Operant Conditioning, on the other hand, is either:
- Positive Reinforcement (Do a good thing, get a carrot)
- Negative Reinforcement (Do a good thing, I stop poking you with the stick)
- Positive Punishment (Do a bad thing, get hit with a stick)
- Negative Punishment (Do a bad thing, I take away your carrots)
As you might imagine, positive reinforcement is touted as “the most effective way” in most psychological circles to bring about behavior change. But each of them has their place in the world.
Why Sticks don’t really work (hint: 🐘)
Changing a person’s behavior is a lot less like riding a horse and a lot more like riding an elephant. The elephant can be steered only so much, but once pushed too far, the rider has almost no power to do anything and is at the whim of the elephant and the path they’re on.
This metaphor comes from psychologist Jonathan Haidt and it’s expanded very well in the book Switch by the Heath Brothers. The writers detail numerous case studies of effective behavior change, all through the lens of “Direct the Rider, Motivate the Elephant, Shape the Path.”

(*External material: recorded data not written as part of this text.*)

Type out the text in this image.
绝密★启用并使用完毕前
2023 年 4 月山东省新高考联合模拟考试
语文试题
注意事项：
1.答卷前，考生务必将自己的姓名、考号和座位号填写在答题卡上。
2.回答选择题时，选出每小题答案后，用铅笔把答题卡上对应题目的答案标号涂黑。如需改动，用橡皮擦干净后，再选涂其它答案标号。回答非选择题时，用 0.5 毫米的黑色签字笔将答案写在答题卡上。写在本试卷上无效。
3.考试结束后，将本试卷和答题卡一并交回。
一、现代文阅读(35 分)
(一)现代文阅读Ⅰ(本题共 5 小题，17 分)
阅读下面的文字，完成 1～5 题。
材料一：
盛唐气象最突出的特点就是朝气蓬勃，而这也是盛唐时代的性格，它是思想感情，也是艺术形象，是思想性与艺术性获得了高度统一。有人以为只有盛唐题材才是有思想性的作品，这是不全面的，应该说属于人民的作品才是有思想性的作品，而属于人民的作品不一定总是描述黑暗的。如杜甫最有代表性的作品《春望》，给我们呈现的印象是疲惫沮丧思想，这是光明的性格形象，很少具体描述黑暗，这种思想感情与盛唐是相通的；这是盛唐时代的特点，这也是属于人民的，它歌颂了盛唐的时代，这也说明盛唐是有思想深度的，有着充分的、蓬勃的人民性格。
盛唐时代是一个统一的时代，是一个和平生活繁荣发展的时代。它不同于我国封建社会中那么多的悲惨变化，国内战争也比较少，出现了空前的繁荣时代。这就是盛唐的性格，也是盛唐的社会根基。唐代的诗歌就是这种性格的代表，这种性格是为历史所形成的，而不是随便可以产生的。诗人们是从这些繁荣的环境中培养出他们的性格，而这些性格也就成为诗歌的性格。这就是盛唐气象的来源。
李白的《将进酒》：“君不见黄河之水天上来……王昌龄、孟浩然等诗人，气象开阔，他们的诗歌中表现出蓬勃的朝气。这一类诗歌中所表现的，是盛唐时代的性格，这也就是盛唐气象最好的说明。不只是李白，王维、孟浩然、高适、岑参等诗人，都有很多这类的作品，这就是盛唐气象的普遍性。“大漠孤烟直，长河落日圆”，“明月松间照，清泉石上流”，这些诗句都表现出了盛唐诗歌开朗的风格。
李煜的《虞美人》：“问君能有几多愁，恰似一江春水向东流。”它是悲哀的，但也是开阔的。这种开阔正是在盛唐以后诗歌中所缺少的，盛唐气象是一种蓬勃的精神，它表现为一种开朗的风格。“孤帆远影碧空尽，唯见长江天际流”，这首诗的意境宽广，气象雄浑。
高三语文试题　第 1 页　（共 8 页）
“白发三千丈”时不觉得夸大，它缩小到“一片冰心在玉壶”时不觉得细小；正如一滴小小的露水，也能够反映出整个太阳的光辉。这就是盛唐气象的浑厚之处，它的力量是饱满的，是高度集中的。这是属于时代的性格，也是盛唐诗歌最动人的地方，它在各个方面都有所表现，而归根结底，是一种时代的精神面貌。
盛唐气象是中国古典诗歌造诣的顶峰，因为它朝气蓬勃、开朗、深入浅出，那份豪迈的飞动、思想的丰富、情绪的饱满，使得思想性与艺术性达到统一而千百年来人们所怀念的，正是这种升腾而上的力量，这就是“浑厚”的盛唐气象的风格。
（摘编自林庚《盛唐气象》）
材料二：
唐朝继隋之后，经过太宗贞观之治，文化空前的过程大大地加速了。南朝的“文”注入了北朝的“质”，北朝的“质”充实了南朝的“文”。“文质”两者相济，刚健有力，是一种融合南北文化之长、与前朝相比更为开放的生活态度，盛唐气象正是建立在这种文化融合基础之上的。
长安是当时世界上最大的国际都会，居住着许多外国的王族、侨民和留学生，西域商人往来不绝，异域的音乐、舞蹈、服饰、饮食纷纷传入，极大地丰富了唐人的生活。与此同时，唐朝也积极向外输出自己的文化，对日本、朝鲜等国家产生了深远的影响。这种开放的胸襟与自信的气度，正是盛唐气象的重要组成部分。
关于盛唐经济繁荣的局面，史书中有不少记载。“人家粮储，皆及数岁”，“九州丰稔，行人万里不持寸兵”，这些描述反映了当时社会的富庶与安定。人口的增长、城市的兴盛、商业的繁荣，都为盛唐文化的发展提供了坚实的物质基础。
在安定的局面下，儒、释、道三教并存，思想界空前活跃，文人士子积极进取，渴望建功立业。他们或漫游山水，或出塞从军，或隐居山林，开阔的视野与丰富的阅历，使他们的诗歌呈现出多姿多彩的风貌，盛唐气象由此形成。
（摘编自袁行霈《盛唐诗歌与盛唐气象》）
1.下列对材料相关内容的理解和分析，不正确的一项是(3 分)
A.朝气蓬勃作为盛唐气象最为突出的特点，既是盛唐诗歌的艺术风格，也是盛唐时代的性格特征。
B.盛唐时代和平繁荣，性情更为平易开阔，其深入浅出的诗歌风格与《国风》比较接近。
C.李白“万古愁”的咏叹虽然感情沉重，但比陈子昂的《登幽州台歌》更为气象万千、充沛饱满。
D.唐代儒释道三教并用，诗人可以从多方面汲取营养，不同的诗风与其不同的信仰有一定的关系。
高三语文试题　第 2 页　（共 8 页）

You’ll notice a pretty large lack of sticks in this book, and with good reason. Sticks can be effective in dire situations, but in nuanced behavior change scenarios, a stick demotivates the elephant. And a stuck elephant might as well be an immovable mountain.
Back to the Workplace
If you want people, who are already getting some sort of extrinsic motivation (pay) to do something, giving them additional extrinsic motivation can be good, but giving them extrinsic punishment is doomed to fail. They are, after all, on the same team as you, and they are not a beast of burden you can push one way or another.
If you want behavior change, you’re going to have to go about it by giving good direction, keeping folks motivated, and making the easy way the right way. It can be more work but will be way less demoralizing (and more effective) than “thou shalt” means of behavior change. Forced marches are a good way to send at-will employees looking for work elsewhere.
But the best motivation you can give to anyone, especially coworkers, is intrinsic motivation. Daniel Pink writes in Drive that high intrinsic motivation is what makes people exceptional. Inspiring that intrinsic motivation in your coworkers is the best way to get them to do something; essentially, making the carrot come from within. And no one in the history of existence has ever punished someone into wanting to do something. So only through positive reinforcement, usually some sort of recognition or opportunity, will you get the sort of behavior change you want without demoralizing your workforce.
In closing: we need fewer sticks and more carrots; otherwise we have a lot of tired riders and motionless elephants, sitting around on a twisted and confusing path, while another company or group is eating our lunch.